Zaragoza’s arrest in August 2017 followed years of physical, sexual and emotional abuse by his mother. According to Zaragoza’s public defender, Kimber Watts, Child Protective Services visited his home multiple times, including just one month before he killed his mother. Speaking at an event Wednesday, Watts said there were numerous opportunities for someone from the state to intervene — such as when his father died of a drug overdose in 2016, or when his uncle died of a drug overdose in his house in 2015 — but no one stepped in.
The trauma Zaragoza experienced is common among Maryland adults incarcerated for crimes they committed as children, according to a new report by the advocacy group Human Rights for Kids. The group received survey responses from 124 people incarcerated in Maryland prisons since childhood. Of those, nearly 70% reported having at least six Adverse Childhood Experiences, or ACEs, before being locked up.
More than 70% of those surveyed said they were physically abused, and nearly 40% were sexually abused. On average, those surveyed said they were first abused at 6 years old.
Other ACEs among those surveyed included witnessing domestic violence, which 50% of survey respondents reported experiencing, and the incarceration of a household member, which roughly 70% of survey respondents said they experienced.
“Do we want to lock these kids up because of our own failure to protect them in the first place, or do we want to offer them something many of them have never had in their own lives, which is love and compassion and the services they need to heal from that trauma, and to be held accountable in a trauma-informed and age-appropriate way?” asked James Dold, founder and CEO of Human Rights for Kids.

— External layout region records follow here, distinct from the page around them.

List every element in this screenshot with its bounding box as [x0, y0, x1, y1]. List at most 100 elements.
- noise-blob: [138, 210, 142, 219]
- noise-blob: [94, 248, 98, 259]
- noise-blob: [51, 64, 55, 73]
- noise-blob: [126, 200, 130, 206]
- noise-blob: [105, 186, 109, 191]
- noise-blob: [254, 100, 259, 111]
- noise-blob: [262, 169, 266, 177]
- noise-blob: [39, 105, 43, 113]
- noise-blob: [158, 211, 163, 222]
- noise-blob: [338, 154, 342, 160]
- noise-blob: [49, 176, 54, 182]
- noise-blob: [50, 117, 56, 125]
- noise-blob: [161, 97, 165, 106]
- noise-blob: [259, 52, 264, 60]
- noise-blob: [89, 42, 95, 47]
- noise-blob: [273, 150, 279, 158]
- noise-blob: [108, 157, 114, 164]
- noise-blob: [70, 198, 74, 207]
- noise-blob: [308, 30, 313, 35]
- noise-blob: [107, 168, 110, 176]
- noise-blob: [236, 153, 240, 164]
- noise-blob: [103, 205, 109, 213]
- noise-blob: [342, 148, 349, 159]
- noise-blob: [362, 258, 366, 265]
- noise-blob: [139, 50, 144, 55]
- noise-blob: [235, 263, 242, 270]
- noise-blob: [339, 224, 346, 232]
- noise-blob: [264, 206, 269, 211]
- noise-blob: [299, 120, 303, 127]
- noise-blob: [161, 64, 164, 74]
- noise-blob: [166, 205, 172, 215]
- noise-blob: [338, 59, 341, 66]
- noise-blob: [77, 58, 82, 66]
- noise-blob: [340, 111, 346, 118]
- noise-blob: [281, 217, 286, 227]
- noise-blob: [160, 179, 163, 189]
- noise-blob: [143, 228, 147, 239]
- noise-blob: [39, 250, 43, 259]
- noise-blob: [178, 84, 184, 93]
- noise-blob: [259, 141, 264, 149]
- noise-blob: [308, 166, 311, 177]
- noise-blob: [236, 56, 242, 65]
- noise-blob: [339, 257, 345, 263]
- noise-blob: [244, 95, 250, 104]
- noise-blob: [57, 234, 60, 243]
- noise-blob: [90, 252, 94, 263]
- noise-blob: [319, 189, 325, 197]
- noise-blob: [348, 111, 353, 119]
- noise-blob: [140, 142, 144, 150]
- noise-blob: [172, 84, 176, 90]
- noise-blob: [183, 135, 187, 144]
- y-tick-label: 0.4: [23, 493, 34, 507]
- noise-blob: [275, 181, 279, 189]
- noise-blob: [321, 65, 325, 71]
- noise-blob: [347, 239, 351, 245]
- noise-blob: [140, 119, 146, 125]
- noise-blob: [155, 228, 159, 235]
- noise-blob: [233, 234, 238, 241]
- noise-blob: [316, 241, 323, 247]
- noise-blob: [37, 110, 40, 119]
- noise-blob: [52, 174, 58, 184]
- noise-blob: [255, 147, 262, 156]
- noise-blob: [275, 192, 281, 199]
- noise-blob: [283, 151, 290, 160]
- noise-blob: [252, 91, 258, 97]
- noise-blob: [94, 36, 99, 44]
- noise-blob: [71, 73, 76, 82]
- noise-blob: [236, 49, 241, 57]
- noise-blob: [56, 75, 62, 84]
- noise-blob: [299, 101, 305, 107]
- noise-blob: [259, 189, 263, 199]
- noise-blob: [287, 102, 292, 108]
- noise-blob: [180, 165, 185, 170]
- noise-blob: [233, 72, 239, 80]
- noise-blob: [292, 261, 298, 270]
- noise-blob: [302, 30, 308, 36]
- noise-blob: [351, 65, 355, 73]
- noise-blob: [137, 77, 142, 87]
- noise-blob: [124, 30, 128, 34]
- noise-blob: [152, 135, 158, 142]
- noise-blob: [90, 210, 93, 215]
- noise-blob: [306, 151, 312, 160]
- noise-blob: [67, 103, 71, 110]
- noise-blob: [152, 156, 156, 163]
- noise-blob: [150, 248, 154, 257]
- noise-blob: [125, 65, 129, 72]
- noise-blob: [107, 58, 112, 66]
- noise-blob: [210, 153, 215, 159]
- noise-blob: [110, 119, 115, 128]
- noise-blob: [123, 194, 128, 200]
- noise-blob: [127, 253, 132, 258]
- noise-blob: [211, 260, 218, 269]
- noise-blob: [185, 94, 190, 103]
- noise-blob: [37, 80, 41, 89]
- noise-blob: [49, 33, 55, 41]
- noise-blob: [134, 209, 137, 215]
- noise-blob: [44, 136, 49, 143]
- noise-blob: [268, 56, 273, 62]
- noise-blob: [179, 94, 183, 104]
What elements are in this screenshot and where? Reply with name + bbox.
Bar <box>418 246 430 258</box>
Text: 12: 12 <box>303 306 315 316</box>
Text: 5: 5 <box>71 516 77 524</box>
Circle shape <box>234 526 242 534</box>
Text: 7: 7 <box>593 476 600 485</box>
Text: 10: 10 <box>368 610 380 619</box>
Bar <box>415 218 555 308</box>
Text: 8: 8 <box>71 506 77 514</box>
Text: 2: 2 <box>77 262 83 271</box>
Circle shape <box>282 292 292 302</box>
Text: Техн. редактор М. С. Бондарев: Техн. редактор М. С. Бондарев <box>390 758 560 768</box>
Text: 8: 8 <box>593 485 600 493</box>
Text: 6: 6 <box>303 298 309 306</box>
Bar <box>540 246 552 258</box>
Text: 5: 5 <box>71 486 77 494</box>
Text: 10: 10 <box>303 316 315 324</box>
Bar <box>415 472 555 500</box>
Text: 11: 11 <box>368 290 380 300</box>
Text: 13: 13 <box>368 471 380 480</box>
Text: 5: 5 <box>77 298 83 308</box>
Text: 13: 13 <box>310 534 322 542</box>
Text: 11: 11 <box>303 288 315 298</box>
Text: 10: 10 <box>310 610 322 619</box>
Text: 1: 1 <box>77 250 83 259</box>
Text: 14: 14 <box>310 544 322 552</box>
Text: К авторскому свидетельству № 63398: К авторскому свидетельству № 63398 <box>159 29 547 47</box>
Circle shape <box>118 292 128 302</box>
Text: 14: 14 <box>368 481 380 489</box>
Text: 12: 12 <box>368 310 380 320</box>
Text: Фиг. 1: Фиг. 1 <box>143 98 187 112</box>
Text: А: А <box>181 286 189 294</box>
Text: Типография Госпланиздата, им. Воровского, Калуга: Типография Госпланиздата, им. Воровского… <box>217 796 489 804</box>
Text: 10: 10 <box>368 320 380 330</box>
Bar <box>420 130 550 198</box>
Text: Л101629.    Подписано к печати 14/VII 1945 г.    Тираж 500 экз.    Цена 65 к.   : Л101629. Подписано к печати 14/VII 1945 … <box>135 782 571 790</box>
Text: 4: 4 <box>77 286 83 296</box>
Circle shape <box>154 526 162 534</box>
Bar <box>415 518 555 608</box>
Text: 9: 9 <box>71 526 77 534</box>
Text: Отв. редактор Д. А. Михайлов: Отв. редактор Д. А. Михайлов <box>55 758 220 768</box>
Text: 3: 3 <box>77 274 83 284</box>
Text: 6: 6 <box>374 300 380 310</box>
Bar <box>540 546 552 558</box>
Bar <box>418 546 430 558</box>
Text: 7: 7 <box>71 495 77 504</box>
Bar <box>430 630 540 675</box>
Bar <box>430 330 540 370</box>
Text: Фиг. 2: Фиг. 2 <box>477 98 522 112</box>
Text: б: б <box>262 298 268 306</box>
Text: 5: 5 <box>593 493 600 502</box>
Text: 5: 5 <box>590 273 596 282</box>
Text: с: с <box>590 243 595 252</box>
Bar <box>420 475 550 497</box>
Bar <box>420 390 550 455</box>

Children who experience four or more ACEs are at higher risk for health problems such as heart disease, as well as depression, drug addiction, and ending up in the justice system.
“But trauma is treatable,” said Casi O’Neill, a social worker with the Maryland Office of the Public Defender’s juvenile division. “It's hugely important that we intervene and intervene as soon as we can, intervene early, so that we can interrupt the trauma, interrupt that whole pattern of negative outcomes that can cascade after that.”
In its report, Human Rights for Kids advocates for courts to consider ACEs and minors’ trauma histories when deciding whether to charge them as adults, as well as when setting sentences in the adult court system. It also urges the state to ban the housing of children in adult jails and prisons, which offer little to no mental health services.
Del. Sandy Bartlett, vice chair of the House of Delegates Judiciary Committee, said a ban on confining children in adult jails is something she plans to push for during the legislative session that begins in January.
Catching abuse and other trauma and treating it early is key for reducing juvenile crime, said Dold.
“Trauma is driving crime in Maryland amongst juvenile offenders,” he said. “If we really want to address crime, we need to be able to identify trauma, get those kids treatment and services, and like I said, hold them accountable in an age-appropriate and trauma-informed way.”